The heat of mixing and second virial cross coefficient of water + oxygen and water + nitrogen

A vapour phase flow mixing calorimeter has been used to measure the heat of mixing HmE of (0.5H2O + 0.5O2)(g) and (0.5H2O + 0.5N2)(g) at the pressure p = 0.101325 MPa and at temperatures from (373.15 to 493.15) K. The HmE measurements were analysed using an association model for water in which the non-specific part of the interaction energy was calculated from the Stockmayer potential with the parameters ε/k = 233 K, σ = 0.312 nm, and t∗ = 1.278. The specific part of the energy was calculated from an equilibrium constant for the association of two water molecules K298 K = 0.36 MPa−1 together with an enthalpy of association ΔH = −16.85 kJ · mol−1. The second virial coefficients of O2 and N2 were calculated from the Lennard-Jones potential.
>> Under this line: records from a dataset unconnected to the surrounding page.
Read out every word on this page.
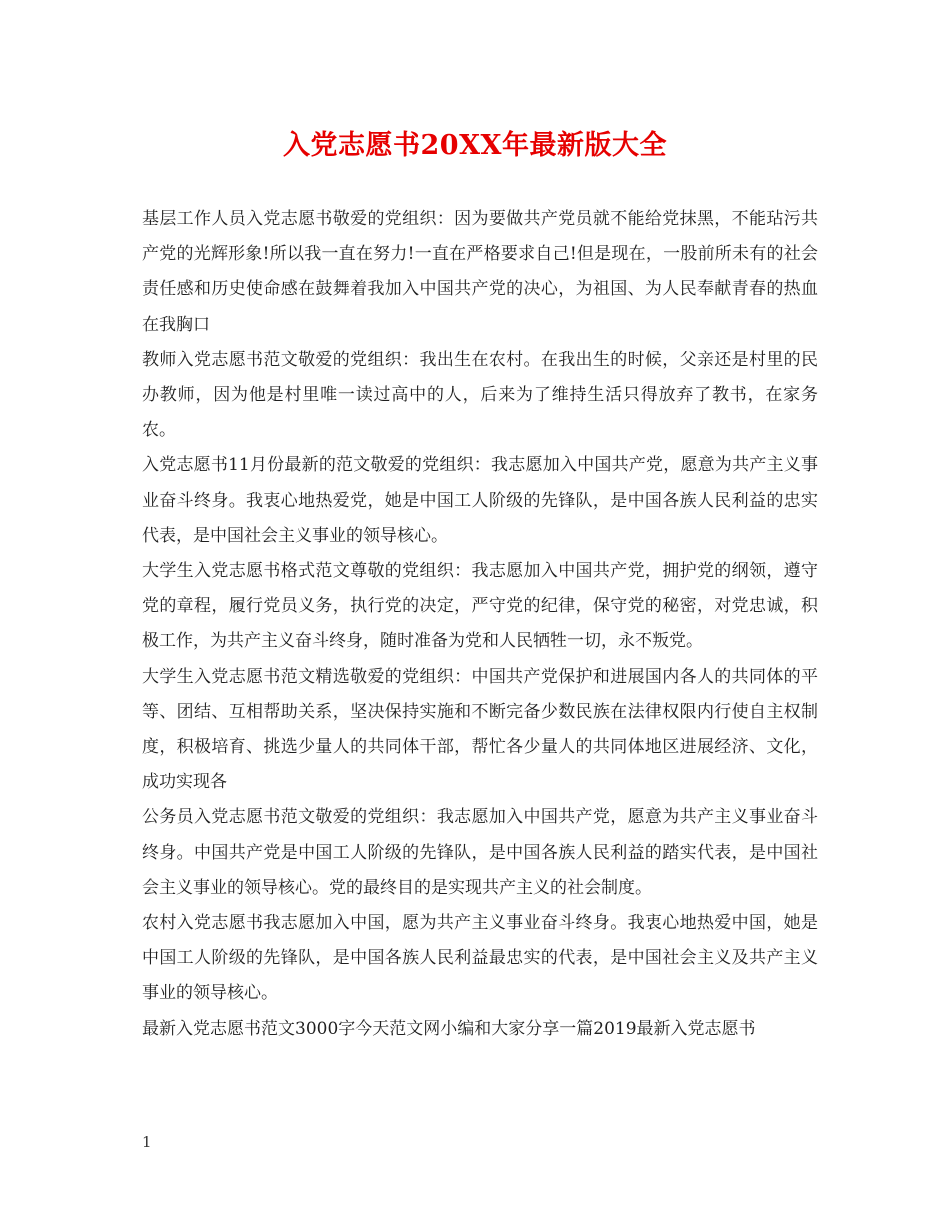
入党志愿书20XX年最新版大全

基层工作人员入党志愿书敬爱的党组织：因为要做共产党员就不能给党抹黑，不能玷污共产党的光辉形象!所以我一直在努力!一直在严格要求自己!但是现在，一股前所未有的社会责任感和历史使命感在鼓舞着我加入中国共产党的决心，为祖国、为人民奉献青春的热血在我胸口

教师入党志愿书范文敬爱的党组织：我出生在农村。在我出生的时候，父亲还是村里的民办教师，因为他是村里唯一读过高中的人，后来为了维持生活只得放弃了教书，在家务农。

入党志愿书11月份最新的范文敬爱的党组织：我志愿加入中国共产党，愿意为共产主义事业奋斗终身。我衷心地热爱党，她是中国工人阶级的先锋队，是中国各族人民利益的忠实代表，是中国社会主义事业的领导核心。

大学生入党志愿书格式范文尊敬的党组织：我志愿加入中国共产党，拥护党的纲领，遵守党的章程，履行党员义务，执行党的决定，严守党的纪律，保守党的秘密，对党忠诚，积极工作，为共产主义奋斗终身，随时准备为党和人民牺牲一切，永不叛党。

大学生入党志愿书范文精选敬爱的党组织：中国共产党保护和进展国内各人的共同体的平等、团结、互相帮助关系，坚决保持实施和不断完备少数民族在法律权限内行使自主权制度，积极培育、挑选少量人的共同体干部，帮忙各少量人的共同体地区进展经济、文化，成功实现各

公务员入党志愿书范文敬爱的党组织：我志愿加入中国共产党，愿意为共产主义事业奋斗终身。中国共产党是中国工人阶级的先锋队，是中国各族人民利益的踏实代表，是中国社会主义事业的领导核心。党的最终目的是实现共产主义的社会制度。

农村入党志愿书我志愿加入中国，愿为共产主义事业奋斗终身。我衷心地热爱中国，她是中国工人阶级的先锋队，是中国各族人民利益最忠实的代表，是中国社会主义及共产主义事业的领导核心。

最新入党志愿书范文3000字今天范文网小编和大家分享一篇2019最新入党志愿书

1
Cross coefficients B12 were calculated from a combining rule containing an adjustable parameter ξ which is known to be satisfactory for mixtures of (water + hydrogen, or nitrogen, or argon, or methane). For all these mixtures the combining rule gives ξ = 0.99, and this value gives a good fit to the new HmE measurements on (water + nitrogen). For (water + oxygen) it was necessary to reduce ξ from 0.99 to 0.83 to fit the measurements. The values of B12 for both mixtures are close to those obtained from measurements of the solubility of water in compressed oxygen or nitrogen, and confirm that B12 for water–oxygen is less negative than that for water–nitrogen. This is in accord with recent theoretical calculations of the potential surfaces for water–oxygen and water–nitrogen.